Britons have got used to heading to the polls.
It was the European Union referendum last year and before that, the 2015 general election. Yesterday, voters did it yet again after Prime Minister Theresa May, nine months into the job, called a snap election.
"Here we go again," blurry-eyed bartender David Thompson, 35, said as he traipsed to a polling station in Hackney, east London. "I can get used to this," he said in jest.
Polling Day felt like any other day yesterday. Office workers darted across the pavement on London Bridge into the City, the capital's commercial heart, unbothered about the new metal barrier that now separates them from the road, or the several pairs of police officers standing guard outside a sealed-off Borough Market around the corner.
Just 500m away, in a polling station closest to the crime scene, security manager Daniel Alfred, 55, had just cast his ballot. He remembered last Saturday night, when three men mowed down pedestrians on London Bridge with a rented van, then went on a stabbing spree at Borough Market in the third terror attack on the country in the past two months.
"When I got home after my night shift, my doors were triple-locked. My kids were so scared, thinking the terrorists were coming for them," said the Nigerian immigrant, who has lived in Britain since 1992.
"The present prime minister was home secretary a year ago. She should have put things in place so that such terrible incidents wouldn't have occurred."
But security is not the only issue on their minds, voters say.
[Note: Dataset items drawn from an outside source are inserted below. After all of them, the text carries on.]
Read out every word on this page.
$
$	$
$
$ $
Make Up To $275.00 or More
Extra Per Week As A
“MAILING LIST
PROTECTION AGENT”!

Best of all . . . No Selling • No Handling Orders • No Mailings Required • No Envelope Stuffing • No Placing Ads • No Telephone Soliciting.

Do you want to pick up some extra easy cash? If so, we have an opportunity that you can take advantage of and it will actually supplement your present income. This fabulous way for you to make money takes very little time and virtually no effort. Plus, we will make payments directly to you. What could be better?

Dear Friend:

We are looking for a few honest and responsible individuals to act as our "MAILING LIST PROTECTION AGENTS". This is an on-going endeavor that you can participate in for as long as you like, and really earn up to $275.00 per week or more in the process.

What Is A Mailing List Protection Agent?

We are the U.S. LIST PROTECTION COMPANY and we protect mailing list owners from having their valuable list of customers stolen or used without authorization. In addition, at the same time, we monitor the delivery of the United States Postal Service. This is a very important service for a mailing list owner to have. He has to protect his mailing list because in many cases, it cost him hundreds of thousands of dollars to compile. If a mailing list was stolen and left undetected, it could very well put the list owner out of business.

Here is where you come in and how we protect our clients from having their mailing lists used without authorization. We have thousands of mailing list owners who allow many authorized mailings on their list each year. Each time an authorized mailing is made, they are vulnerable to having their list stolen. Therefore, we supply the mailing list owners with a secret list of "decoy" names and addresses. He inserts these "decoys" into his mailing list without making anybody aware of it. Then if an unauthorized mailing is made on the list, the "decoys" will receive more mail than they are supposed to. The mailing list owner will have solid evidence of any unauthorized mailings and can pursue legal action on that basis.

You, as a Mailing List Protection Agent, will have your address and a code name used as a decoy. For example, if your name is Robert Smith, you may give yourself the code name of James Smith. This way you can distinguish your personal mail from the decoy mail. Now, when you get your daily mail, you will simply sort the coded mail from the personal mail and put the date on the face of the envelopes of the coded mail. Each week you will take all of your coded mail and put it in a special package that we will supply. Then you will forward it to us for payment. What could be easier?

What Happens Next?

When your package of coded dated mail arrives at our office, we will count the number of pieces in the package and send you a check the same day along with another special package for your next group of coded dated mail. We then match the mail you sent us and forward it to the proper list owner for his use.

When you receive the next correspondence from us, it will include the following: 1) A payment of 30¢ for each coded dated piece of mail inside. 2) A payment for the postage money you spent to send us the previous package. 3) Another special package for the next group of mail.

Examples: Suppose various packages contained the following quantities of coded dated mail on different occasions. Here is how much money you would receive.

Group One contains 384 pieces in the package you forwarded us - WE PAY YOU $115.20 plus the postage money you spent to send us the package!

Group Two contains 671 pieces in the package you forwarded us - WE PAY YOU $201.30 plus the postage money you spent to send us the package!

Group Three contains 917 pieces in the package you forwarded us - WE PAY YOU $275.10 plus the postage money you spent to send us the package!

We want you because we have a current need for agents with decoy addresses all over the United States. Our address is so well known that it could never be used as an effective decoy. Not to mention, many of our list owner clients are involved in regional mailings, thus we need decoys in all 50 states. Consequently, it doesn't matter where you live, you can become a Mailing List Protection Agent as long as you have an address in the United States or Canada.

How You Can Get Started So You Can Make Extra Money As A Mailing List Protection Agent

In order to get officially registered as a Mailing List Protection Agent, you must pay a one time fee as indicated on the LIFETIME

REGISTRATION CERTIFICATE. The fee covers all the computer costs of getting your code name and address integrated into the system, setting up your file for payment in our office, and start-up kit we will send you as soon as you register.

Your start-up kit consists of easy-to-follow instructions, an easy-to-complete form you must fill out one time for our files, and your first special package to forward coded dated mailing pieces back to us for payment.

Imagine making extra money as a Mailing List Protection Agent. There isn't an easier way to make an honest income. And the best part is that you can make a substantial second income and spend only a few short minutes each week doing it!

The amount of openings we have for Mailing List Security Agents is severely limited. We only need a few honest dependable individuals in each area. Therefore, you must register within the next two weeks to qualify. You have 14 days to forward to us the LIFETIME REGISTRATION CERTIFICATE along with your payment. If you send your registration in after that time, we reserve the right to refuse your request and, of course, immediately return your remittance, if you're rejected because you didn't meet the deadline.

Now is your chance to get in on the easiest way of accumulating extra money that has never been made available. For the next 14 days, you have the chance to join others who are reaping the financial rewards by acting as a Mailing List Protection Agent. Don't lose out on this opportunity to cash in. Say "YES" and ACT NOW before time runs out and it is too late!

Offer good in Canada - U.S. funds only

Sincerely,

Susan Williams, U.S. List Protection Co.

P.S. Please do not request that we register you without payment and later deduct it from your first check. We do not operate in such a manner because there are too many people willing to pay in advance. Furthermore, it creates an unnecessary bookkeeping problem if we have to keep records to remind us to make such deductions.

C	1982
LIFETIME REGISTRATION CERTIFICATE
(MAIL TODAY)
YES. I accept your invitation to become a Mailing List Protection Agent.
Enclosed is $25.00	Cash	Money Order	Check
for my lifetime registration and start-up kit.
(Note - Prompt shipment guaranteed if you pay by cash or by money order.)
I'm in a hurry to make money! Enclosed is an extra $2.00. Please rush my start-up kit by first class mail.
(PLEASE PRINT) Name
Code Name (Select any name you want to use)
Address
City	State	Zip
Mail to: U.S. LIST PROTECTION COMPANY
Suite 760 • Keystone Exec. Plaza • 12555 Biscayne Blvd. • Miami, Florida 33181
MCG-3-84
Healthcare, education and Brexit are also concerns that shaped their decisions. "If you want to go to your GP, you should not have to wait three weeks," said Ms Mary Gallaghar, 75, a retired receptionist who was making her way to Pakeman School in north London to cast her vote.
She has lived in Islington North, where Labour Party leader Jeremy Corbyn was MP, for 50 years.
"I think he is quite good, you can talk to him about things. He listens to you," she said of Mr Corbyn, who has held the same seat since 1983 but is being challenged by a record nine other candidates. He had just been to the same polling station an hour earlier, causing a media scrum.
"I don't care who comes into government. As long as they look at healthcare and schools and those things. I will even have Boris Johnson," Ms Gallaghar said, referring to the controversial foreign secretary who used to ride around on his bicycle and greet everyone he met.
At St Mary the Virgin Church in Rotherhithe, local Labour councillor Bill Williams, 47, pitched up in shorts, a T-shirt and flip-flops on a blustery morning. "The Liberals and the Tories did a lot of damage to this country when they were in a coalition together, and it is time for a different kind of politics. And I think the Labour Party will be the party that will be able to deliver that," he said.
Less certain was accountant Swati Phadka, 33. "Things kept changing and I wasn't as sure as I should be," she said after casting her vote in the Labour-held constituency. "It is not about who you want, but who you would rather not have."
Her husband, Mr Surandra Iyer, 32, also an accountant, was more sure. He went for Labour. "I have not been very happy with the way the Conservatives have handled the Brexit process in the last one year. Labour might not be any different, but they have said they will go for a softer Brexit."
For public relations professional Simon Hinds, 57, it was the Tories' mixed signals over Brexit that he disagreed with. "I am confused about the Conservative position on negotiating Brexit. On the one hand, they say we want a deal that is good for both Europe and Britain. On the other hand, they say we need to get out our boxing gloves to beat them up to get the best deal we can. They have been lucky they have got away with this confusion."
Over 40,000 polling stations were open yesterday, with 46.9 million people registered to vote. Some ballots were cast by postal voting.
The final constituencies are expected to declare their votes by noon (7pm Singapore time) today.